Coupe de France : Nice-Nantes, finale incertaine entre clubs impatients

Panoramic

Pour la première fois depuis 2019, le trophée sera brandi dans un Stade de France à guichets fermés, libéré des restrictions liées au Covid. Près de 80.000 spectateurs, dont la moitié de supporters des Aiglons (19.800) et des Canaris (21.000), sont attendus dans l'enceinte dyonisienne. Les fans se sont pressés à la billetterie pour obtenir ce sésame comme un passeport vers le passé, quand le PSG n'accaparait pas toutes les récompenses. 

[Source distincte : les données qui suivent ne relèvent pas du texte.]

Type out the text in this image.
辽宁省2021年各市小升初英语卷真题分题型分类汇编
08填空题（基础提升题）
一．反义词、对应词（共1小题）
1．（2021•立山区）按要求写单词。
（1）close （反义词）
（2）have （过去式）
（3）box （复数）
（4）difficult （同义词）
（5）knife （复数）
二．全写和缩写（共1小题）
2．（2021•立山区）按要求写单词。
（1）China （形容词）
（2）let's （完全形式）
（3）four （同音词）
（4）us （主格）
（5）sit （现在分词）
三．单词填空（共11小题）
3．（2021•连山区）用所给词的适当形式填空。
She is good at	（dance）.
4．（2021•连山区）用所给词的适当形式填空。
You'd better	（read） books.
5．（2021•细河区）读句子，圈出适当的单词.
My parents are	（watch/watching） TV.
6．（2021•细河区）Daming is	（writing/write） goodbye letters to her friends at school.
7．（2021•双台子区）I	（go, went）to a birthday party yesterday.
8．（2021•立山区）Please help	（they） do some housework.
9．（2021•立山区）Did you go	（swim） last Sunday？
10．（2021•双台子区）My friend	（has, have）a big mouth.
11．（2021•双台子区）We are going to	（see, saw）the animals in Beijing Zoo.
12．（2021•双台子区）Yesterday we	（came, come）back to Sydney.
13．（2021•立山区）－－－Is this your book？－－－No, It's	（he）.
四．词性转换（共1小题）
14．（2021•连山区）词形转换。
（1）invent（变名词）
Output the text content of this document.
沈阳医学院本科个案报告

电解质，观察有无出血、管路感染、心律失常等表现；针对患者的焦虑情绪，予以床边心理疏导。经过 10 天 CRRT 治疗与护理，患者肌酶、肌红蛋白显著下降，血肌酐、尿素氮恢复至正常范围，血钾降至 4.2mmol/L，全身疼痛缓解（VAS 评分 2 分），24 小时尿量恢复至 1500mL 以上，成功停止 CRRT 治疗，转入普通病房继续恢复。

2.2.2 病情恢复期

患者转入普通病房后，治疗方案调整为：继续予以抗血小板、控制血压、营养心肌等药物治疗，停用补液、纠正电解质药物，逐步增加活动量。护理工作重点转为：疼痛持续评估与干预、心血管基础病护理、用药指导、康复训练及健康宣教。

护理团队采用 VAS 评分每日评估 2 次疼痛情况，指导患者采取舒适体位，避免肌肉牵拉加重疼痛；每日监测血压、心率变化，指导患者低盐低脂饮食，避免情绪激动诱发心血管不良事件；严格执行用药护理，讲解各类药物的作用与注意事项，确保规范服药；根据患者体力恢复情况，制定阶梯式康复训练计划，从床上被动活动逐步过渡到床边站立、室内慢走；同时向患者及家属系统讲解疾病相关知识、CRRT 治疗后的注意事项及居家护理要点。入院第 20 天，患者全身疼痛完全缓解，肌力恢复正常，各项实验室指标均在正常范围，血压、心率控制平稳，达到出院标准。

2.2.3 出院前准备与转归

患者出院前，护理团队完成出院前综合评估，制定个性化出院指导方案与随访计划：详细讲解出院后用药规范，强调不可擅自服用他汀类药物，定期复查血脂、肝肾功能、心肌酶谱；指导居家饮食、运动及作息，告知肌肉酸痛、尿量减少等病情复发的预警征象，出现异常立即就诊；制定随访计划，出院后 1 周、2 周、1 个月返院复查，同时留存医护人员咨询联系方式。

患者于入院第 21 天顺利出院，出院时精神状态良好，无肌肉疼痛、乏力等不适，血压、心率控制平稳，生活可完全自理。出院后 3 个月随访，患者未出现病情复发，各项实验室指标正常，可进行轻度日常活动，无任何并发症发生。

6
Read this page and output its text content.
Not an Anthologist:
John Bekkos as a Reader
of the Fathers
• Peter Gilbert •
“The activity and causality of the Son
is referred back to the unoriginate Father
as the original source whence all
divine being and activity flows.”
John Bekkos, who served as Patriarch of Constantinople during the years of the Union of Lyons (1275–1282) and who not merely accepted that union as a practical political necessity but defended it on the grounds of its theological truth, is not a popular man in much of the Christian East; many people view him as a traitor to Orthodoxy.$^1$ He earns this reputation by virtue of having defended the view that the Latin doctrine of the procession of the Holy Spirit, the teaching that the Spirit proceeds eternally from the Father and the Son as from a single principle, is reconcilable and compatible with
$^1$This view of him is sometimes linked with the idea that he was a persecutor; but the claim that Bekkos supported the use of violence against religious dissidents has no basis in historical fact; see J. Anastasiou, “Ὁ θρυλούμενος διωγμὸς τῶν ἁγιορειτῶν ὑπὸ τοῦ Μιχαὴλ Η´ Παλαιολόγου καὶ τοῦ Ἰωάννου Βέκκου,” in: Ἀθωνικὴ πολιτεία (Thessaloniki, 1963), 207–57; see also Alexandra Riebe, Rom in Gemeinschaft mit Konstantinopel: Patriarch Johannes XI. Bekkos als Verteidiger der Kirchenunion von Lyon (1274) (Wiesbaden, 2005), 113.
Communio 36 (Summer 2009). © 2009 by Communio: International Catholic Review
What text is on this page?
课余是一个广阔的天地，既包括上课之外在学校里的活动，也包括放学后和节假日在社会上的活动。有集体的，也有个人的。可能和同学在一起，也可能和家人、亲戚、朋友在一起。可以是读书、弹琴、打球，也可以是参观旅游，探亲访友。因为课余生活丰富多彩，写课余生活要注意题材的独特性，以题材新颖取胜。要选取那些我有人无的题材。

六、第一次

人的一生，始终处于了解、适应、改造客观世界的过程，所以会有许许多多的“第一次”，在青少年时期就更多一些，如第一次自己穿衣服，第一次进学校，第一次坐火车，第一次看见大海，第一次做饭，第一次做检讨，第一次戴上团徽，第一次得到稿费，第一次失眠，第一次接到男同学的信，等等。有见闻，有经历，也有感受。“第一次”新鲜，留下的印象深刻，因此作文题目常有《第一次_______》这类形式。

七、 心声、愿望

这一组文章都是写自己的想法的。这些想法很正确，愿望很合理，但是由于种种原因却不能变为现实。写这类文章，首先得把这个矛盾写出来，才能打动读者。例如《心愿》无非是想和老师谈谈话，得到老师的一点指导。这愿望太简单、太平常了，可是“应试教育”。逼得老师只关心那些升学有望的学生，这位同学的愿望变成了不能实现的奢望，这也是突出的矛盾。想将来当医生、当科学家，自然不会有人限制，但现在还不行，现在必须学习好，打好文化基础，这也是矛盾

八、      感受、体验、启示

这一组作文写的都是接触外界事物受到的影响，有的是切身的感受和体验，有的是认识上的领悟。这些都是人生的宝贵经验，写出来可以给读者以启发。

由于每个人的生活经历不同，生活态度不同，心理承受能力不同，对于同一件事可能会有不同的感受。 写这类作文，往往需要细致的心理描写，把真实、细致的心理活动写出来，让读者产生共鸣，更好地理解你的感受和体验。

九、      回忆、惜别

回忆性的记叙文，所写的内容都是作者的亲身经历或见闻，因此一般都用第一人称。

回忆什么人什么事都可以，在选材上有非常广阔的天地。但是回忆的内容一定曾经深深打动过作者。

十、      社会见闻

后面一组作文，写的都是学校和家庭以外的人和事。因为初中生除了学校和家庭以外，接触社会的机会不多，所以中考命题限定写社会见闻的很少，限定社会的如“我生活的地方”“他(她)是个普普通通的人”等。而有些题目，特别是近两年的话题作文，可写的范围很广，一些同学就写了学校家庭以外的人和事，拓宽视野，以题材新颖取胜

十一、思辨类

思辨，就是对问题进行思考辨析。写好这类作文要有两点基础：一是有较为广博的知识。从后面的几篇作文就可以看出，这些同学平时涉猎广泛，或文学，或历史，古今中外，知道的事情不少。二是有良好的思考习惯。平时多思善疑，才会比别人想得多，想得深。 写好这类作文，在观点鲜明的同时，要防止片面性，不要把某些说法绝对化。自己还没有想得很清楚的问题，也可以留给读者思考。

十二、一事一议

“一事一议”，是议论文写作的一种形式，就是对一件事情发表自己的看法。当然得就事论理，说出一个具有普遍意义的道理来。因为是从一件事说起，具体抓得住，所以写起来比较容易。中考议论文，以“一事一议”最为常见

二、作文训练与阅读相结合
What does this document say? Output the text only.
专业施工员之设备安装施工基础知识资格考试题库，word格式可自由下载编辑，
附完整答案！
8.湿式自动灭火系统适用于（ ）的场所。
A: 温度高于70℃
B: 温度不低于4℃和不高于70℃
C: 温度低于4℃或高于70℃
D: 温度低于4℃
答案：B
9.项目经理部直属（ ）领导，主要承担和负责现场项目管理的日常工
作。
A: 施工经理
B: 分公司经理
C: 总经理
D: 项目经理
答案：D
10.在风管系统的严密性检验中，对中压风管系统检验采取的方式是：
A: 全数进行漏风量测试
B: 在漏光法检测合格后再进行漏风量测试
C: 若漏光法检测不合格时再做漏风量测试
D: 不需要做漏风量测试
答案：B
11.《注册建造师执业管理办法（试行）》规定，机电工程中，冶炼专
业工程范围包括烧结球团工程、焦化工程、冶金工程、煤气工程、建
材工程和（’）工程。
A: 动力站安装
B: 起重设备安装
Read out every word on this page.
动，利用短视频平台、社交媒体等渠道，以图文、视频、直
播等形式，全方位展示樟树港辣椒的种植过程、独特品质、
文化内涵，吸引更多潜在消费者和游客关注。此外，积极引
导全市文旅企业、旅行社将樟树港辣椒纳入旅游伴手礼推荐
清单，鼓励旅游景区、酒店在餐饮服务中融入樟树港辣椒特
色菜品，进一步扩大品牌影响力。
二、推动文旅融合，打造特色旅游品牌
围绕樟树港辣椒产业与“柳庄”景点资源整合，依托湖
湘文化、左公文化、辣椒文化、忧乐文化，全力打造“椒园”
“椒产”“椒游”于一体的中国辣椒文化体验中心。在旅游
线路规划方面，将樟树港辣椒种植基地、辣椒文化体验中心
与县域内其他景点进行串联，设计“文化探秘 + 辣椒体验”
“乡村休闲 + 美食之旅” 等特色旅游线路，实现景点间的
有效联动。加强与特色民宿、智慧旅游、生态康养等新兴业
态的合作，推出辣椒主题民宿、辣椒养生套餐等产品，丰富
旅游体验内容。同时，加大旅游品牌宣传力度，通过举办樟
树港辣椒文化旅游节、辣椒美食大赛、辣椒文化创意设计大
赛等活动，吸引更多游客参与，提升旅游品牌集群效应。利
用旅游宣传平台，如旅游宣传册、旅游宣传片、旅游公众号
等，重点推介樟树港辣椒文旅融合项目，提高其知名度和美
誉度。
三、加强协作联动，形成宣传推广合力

L'absence du prédateur de la capitale, qui n'avait plus raté la finale depuis 2014, a ouvert la voie à deux prétendants qui sortent de leur tanière, le ventre vide après une longue hibernation. Nantes, qui n'a plus rien gagné depuis son titre de champion en 2001, va disputer sa première finale depuis celle de la Coupe de la Ligue en 2004, perdue aux tirs au but contre Sochaux (1-1 a.p., 5-4 aux t.a.b.). Nice s'est incliné deux années plus tard contre Nancy (2-1), dans cette compétition aujourd'hui disparue. Son dernier trophée remonte à la Coupe de France 1997, remportée contre Guingamp (1-1 a.p., 4-3 aux t.a.b.).

Nice favori

L'excitation autour de cette rencontre est à la hauteur de l'attente des supporters. "Nous voulons leur donner ce bonheur et cette fierté" de gagner le trophée, a assuré Dante, capitaine des Aiglons. Le "Gym" n'a plus rien à voir avec la génération des Bruno Valencony et Frédéric Gioria titrés il y a 25 ans. Le club a changé de peau en 2019, avec le rachat (100 M EUR) par le géant de la chimie Ineos du milliardaire britannique Jim Ratcliffe. Un trophée validerait les investissements consentis par son propriétaire qui veut faire de la formation azuréenne une habituée des compétitions européennes, même si l'offre en cours de l'homme d'affaires pour acquérir Chelsea a semé le doute sur son engagement, dernièrement.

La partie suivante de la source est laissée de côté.